We had checked out of our hotel in Ponta Delgada and spent the final three days in Furnas, a town located inside a volcanic crater, best known for its geothermal activity. We stopped at the caldeiras and experienced with all five senses that activity. There were simmering pools of sulfurous water and geysers that spouted up on a regular basis. Furnas is the easternmost of the three active volcanoes on São Miguel.
On our hike the next day around Furnas Lake, we stopped to watch staff from the various restaurants lower containers into the fumaroles to cook the cozido – the Portuguese stew that includes various meats (beef, chicken, pork), blood sausage and vegetables like cabbage, potatoes and carrots. The stew cooks in the volcanic steam for about six hours. We enjoyed the cozido for lunch back at our hotel.
That hotel features 30 acres of garden, which we toured in the afternoon.
Because the hike on our final full day was touted as being the most challenging of the program, several of us stayed behind with our guide Bento.
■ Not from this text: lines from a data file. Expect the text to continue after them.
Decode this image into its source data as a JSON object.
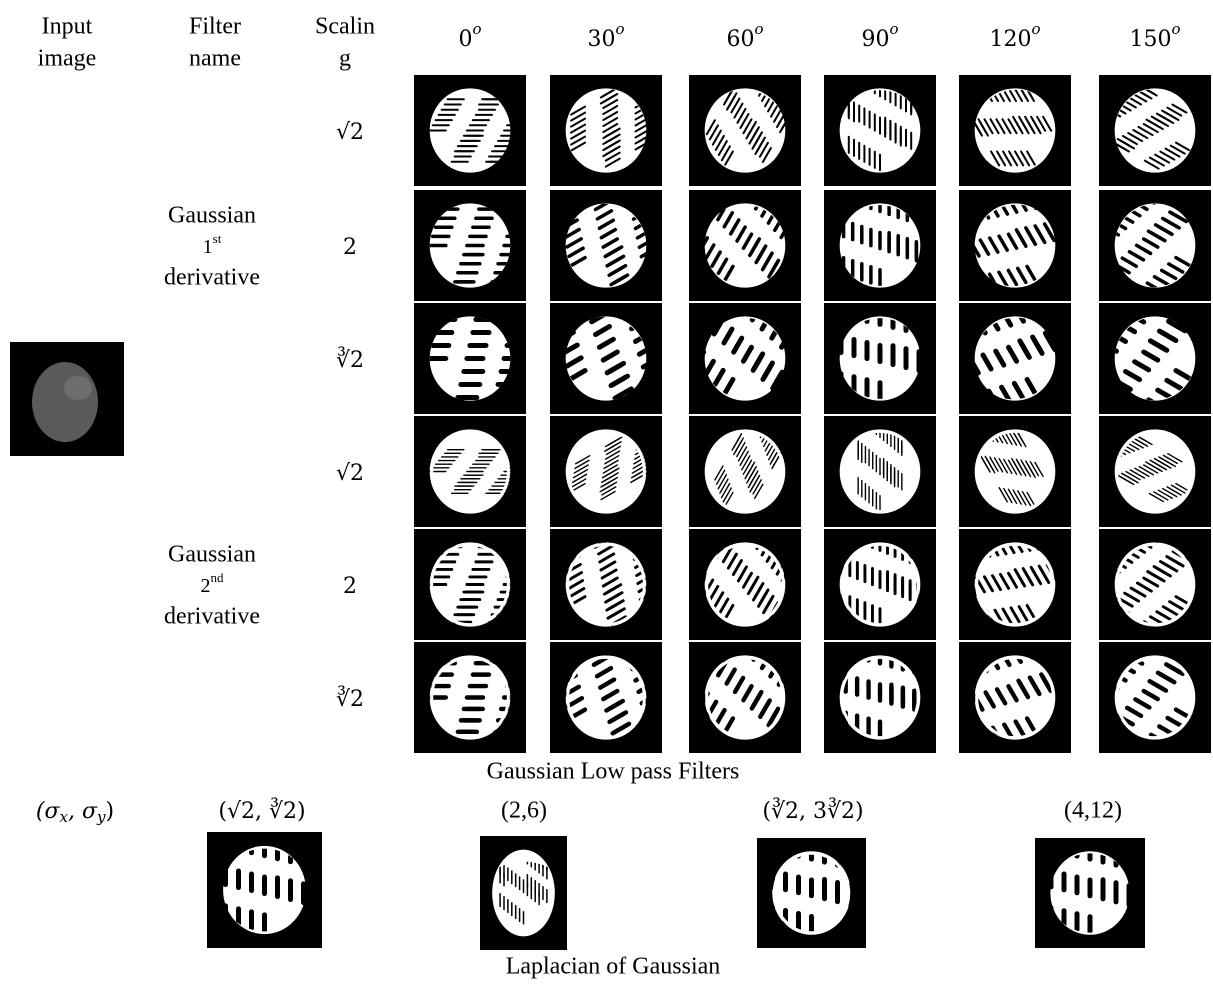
{
  "header": {
    "input": [
      "Input",
      "image"
    ],
    "filter": [
      "Filter",
      "name"
    ],
    "scaling": [
      "Scalin",
      "g"
    ],
    "angles": [
      "0",
      "30",
      "60",
      "90",
      "120",
      "150"
    ],
    "degree_mark": "o"
  },
  "rows": [
    {
      "filter": {
        "line1": "Gaussian",
        "ordinal": "1",
        "suffix": "st",
        "line2": "derivative"
      },
      "scalings": [
        "√2",
        "2",
        "∛2"
      ]
    },
    {
      "filter": {
        "line1": "Gaussian",
        "ordinal": "2",
        "suffix": "nd",
        "line2": "derivative"
      },
      "scalings": [
        "√2",
        "2",
        "∛2"
      ]
    }
  ],
  "low_pass_caption": "Gaussian Low pass Filters",
  "sigma_label": {
    "open": "(σ",
    "sub1": "x",
    "mid": ", σ",
    "sub2": "y",
    "close": ")"
  },
  "params": [
    "(√2, ∛2)",
    "(2,6)",
    "(∛2, 3∛2)",
    "(4,12)"
  ],
  "log_caption": "Laplacian of Gaussian"
}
He took us to a public thermal pool, where we soaked our feet and legs in the 100-degree water – it felt heavenly! We then sampled a variety of mineral waters coming out of rocks throughout the village. And then Bento took us to a friend who poured samples of local Azorean liqueurs for us to taste. We all felt we had made the right choice!
On the bus as we headed back to the airport, our guide Pedro asked us to describe the Azores in one word. As one, we all yelled, “GREEN!” We had some rain nearly every day and it is quite humid so the fields and trees present themselves in various shades of green.
The people were very friendly and helpful. We happened to be there on April 25 – Freedom Day – when the Portuguese celebrate the Carnation Revolution, the day a bloodless coup took place, ending the dictatorship and establishing a democracy in Portugal.
Armand and I attended the celebration in one of the plazas in Ponta Delgada. There we heard some fado music, as well as a very popular Portuguese band, Passos Pesados, based in Ponta Delgada. When I asked a couple standing nearby to write down the band’s name for me, Isabella and João took me backstage to meet the band.
Our overall impression of the two islands we visited? We loved the view of the fields with the stone walls and the cows. The ocean vistas were incredible. The people were lovely. The food was delicious (I ate fresh tuna three times).
There are seven more islands to visit!